Renate Bertlmann, installation view of “Discordo Ergo Sum,” Austrian pavilion, Venice, Biennale Arte, 2019. Photo: Sophie Thun, © Renate Bertlmann, Courtesy the artist and Richard Saltoun Gallery, London

To date, the studio has worked with more than 300 artists, and the list continues to grow. Last year, it made history by collaborating with not one, but three different pavilions at the Venice Biennale, creating a field of red roses for Renate Bertlmann in the Austrian pavilion, a glass sword in the stone for Liliana Moro in the Italian pavilion, and a variety of aqueous creatures and fountains for Turner Prize winner Laure Prouvost in the French pavilion. These artists have embraced Berengo’s ethos—that the identity of an artwork should not be confined by the medium in which it is made. “I feel we have liberated glass from the constraints of the market on one side, and of craftsmanship on the other,” Berengo says. “I’m proud to say that we have established a new dimension of sculpture in glass.”

Berengo’s most recent exhibition showcases works by more than 60 female artists who have collaborated with the studio over the last 30 years, including ORLAN, Tracey Emin, Cornelia Parker, Ursula von Rydingsvard, and Joana Vasconcelos. The variety of work on view at the Fondazione Berengo Art Space in the heart of Murano is striking in terms of color, style, and finish. Glass as clear, mirrored, solid; textured, smooth; glass whole, glass broken. Tributaries of transparent glass veins form a skeletal body for Prune Nourry’s River Woman. Reflective crystal orbs, which pass from clear to jet black, line the floor in Marion Borgelt’s lunar progressions. The spectral form of Karen LaMonte’s Reclining Nocturne presents an invisible body, which lounges in drapes of cast glass fabric. In these works, classical images of femininity are shattered at every turn, as are expectations of what glass can do as a medium. There is a real sense of movement in the exhibition space, captured by the expanding mirrored stomachs of Charlotte Gyllenhammar or the legs of a dancer, her body splayed in an artful arc, who seems to have leapt from one of Rose Wylie’s paintings. An entire corridor is lined with Lucy Orta’s colorful glass masks, a project conceived during lockdown at the start of 2020. Orta uses imagery from a range of cultures, reimagining vibrant masks that reject fear and radiate a resilient joy when it is needed most.

Lucy Orta, Masking (detail), 2020. Glass, dimensions variable.

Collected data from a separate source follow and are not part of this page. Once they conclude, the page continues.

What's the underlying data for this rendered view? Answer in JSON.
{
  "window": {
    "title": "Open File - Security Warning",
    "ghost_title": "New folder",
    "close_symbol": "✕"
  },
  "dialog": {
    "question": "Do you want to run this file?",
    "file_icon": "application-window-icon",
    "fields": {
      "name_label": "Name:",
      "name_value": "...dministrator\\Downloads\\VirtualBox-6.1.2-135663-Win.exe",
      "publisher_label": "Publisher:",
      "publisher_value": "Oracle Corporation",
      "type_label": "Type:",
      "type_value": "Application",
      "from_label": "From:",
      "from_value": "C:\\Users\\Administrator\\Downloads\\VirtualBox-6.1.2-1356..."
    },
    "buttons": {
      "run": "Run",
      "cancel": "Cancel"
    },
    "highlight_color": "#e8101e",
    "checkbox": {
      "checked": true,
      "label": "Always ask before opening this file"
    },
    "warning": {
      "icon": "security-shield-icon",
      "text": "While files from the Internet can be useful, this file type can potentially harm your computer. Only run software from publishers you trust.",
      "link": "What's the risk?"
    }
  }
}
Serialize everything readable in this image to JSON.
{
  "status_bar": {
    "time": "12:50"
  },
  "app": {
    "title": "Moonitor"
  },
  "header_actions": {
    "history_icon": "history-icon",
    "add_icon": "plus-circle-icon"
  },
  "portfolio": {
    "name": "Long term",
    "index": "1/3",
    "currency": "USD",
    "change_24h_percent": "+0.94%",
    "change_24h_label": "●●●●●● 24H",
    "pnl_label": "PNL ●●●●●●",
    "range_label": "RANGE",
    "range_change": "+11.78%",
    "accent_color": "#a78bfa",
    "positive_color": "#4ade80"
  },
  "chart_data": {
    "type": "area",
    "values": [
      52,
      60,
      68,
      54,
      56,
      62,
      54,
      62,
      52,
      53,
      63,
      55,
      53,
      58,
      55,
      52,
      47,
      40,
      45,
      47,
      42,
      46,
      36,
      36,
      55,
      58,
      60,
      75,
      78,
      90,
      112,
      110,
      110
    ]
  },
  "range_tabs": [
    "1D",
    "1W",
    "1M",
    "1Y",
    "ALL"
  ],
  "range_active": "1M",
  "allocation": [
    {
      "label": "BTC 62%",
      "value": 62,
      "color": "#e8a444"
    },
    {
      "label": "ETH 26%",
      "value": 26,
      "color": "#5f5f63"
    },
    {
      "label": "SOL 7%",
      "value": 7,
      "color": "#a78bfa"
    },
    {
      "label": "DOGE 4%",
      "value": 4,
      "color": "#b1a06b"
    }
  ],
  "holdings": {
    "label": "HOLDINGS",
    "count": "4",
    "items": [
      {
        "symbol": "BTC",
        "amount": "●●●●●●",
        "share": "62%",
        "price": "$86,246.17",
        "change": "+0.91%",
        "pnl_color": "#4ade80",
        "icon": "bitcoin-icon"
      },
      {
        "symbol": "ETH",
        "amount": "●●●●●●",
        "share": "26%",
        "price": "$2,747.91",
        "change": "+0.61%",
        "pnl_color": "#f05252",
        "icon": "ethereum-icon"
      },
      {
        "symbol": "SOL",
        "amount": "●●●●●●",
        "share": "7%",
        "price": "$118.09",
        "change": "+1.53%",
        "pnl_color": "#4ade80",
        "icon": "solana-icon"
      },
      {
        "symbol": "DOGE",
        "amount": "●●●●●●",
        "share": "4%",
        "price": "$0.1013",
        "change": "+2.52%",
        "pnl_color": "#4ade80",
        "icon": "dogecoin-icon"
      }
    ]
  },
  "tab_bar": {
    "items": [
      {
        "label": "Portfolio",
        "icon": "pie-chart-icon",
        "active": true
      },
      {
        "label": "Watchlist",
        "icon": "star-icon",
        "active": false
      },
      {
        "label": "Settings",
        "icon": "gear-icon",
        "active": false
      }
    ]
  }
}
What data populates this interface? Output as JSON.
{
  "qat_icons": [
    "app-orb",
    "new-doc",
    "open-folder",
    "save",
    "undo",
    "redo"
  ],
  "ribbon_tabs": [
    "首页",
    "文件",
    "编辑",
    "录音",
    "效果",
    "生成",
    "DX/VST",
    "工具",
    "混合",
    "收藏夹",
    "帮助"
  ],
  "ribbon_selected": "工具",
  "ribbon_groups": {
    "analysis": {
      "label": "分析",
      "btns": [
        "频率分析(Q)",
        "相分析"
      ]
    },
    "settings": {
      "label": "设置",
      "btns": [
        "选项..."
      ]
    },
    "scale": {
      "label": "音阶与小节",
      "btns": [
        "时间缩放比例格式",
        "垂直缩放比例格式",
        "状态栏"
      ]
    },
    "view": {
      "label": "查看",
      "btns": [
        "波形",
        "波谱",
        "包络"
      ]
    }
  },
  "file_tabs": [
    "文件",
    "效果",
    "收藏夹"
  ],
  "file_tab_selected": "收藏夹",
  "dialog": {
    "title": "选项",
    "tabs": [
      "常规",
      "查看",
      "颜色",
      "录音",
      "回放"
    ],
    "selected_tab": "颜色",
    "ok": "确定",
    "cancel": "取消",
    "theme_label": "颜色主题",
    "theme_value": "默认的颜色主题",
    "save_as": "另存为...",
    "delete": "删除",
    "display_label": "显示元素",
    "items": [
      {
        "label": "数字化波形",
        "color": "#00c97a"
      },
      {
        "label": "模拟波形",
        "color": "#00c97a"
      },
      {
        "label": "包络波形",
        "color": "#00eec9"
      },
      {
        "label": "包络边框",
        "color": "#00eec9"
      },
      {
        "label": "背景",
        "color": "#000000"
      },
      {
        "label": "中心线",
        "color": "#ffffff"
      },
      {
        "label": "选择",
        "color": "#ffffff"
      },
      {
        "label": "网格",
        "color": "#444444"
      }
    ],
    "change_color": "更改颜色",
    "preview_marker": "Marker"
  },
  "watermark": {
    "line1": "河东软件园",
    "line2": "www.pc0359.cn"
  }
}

Photo: Thea Hawlin

Berengo called the exhibition “Unbreakable,” a term that could just as easily be used to describe his own unwavering spirit. At a time when many people are looking to art as solace and a means of expression in a tumultuous world, the energy and creativity that Berengo Studio brings to the ancient art of glass provides an antidote to despair and a promise of greater things to come. Though the future may be uncertain, the vision of the man leading the renaissance of glass art remains clear.

“Unbreakable: Women in Glass” is scheduled to be on view at the Fondazione Berengo through January 7, 2021. Glasstress Boca Raton 21, showcasing works from over 30 international artists and a follow-up to the 2016 Glasstress exhibition at Boca Raton Museum of Art, is on view through September 5, 2021.